When a person undergoing rehabilitation escapes from the centre, the Bill empowers the Police or authorised military personnel to apprehend the person. A person who has a drug dependency should not be subject to compulsory rehabilitation and has the right to withdraw from treatment any time they wish; a right this provision violates. The armed forces or Police should not be involved in any aspect of a rehabilitative process. Further, the provision also does not state that the Police/armed forces should immediately hand the person over to the centre, thereby leaving room for abuse by the Police or military, with no safeguards to prevent the use of violence.
The Bill authorises any person employed at a centre, including members of the armed forces, to use “minimum force” to “compel obedience to any lawful directions” issued to persons.
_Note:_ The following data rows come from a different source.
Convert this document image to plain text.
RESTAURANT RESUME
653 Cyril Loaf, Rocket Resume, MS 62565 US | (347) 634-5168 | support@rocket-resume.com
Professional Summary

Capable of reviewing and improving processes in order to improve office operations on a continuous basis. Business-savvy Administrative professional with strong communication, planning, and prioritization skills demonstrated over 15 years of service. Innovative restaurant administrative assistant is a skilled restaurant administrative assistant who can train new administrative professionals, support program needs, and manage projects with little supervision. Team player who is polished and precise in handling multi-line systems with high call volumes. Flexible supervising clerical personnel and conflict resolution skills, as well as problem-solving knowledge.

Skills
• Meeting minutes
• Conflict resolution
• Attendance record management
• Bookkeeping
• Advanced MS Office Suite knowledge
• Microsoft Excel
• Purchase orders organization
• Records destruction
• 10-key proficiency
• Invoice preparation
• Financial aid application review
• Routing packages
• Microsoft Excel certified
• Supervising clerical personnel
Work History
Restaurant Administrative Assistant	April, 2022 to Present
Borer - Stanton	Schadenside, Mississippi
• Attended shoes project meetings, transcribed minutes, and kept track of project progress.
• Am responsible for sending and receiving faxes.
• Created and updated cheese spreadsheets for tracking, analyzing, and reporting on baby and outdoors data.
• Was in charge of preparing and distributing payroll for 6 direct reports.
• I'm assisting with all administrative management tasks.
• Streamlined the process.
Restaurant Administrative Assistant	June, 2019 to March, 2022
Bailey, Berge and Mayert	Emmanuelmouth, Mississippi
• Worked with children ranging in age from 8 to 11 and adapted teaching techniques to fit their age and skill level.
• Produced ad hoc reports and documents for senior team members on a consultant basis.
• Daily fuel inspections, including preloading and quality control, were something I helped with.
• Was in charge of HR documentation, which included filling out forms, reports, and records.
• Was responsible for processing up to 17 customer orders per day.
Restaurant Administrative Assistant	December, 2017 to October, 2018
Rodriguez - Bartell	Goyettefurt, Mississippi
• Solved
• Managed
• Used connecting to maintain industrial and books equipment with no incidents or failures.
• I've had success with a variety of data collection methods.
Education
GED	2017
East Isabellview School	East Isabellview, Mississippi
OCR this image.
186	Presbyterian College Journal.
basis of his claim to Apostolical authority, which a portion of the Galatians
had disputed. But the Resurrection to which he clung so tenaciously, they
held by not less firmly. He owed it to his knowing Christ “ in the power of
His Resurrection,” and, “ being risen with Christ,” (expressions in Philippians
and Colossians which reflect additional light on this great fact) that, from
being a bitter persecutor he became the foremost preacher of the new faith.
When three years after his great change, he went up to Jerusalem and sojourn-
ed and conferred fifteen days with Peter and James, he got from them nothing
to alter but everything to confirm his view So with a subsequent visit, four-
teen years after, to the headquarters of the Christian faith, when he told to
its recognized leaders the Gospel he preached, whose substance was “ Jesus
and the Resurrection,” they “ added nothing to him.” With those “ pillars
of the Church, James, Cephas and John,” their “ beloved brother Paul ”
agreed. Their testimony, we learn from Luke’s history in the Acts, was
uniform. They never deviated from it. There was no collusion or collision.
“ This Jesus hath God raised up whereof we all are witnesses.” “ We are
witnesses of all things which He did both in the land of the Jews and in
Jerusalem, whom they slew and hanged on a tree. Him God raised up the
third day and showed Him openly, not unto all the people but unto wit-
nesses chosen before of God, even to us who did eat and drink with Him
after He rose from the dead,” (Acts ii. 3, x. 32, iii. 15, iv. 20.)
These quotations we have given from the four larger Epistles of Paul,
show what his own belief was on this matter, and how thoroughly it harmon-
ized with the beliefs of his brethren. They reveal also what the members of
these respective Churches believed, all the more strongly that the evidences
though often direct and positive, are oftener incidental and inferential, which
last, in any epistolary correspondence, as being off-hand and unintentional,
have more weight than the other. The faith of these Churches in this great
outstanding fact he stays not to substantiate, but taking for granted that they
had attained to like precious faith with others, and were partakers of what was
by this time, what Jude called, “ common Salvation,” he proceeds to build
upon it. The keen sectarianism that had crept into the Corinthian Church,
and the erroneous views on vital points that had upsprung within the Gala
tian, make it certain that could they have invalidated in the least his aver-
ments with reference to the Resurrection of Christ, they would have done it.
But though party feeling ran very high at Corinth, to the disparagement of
This is legal authorisation of torture because under no circumstances can the use of any degree of force be used to compel a person to obey an order.
Persons held at such centres would be powerless and entirely at the mercy of the staff. Authorising the use of force in a country in which violence at places where persons are deprived of liberty, such as rehabilitation centres and by the armed forces, is common, this provision enables and encourages violence. Moreover, in the context of denial of harm-reduction strategies and abstinence being the only method used to force persons with a drug dependency to stop using drugs, such persons would experience severe physical symptoms that would prevent them from engaging in even normal day-to-day tasks. Since using violence to force such persons to engage in tasks has been well documented, it is likely this provision will lead to the increase in the use of violence against persons with a drug dependence.
The Government’s attempts to expand its abusive power and normalise and legalise abuse, violence, and human rights violations continues apace.